The paper is one of several presented to the Scottish Police Authority by John Scott QC, Chair of the Independent Advisory Group set up to scrutinize Police Scotland’s use of the temporary powers.

The report covers all FPNs in Scotland between 27 March and 31 May 2020. It found that 4,328 were issued, meaning less than 0.1 percent of Scotland’s population was affected.

Penalty notices

The use of FPNs rose sharply at the start of lockdown but gradually reduced over time. There were few repeat breaches, and they were rarely used by the start of lockdown easing in Phase 1, the report says.
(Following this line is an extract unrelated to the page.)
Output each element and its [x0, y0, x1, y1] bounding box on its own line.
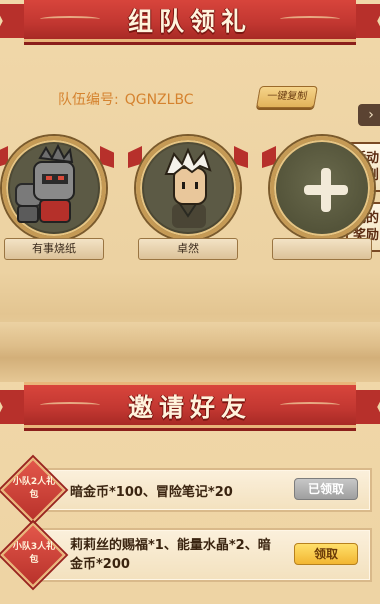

Penalties were most likely to be issued to men, young people and people from White backgrounds. However, the proportion of FPNs issued to people from Black, Asian and Minority Ethnic backgrounds and non-British nationals was slightly higher than population estimates.

Four out of five who received a penalty notice had already come to the attention of the police in the past.

Greater Glasgow had the most FPNs but, by head of population, the highest rate of activity was in Argyll and West Dunbartonshire—mainly due to people visiting Loch Lomond and the Trossachs National Park.

The report author cautions that while the rate of FPNs issued in Scotland looks higher than that for England and Wales, the data are not comparable.

The regulations gave police officers temporary powers to issue FPNs to anyone age 16 or over or, in extreme circumstances, arrest them for failing to comply.

The severe constraints placed on freedom of movement meant the police were given powers to issue penalties to people who, under normal circumstances, would have been acting lawfully.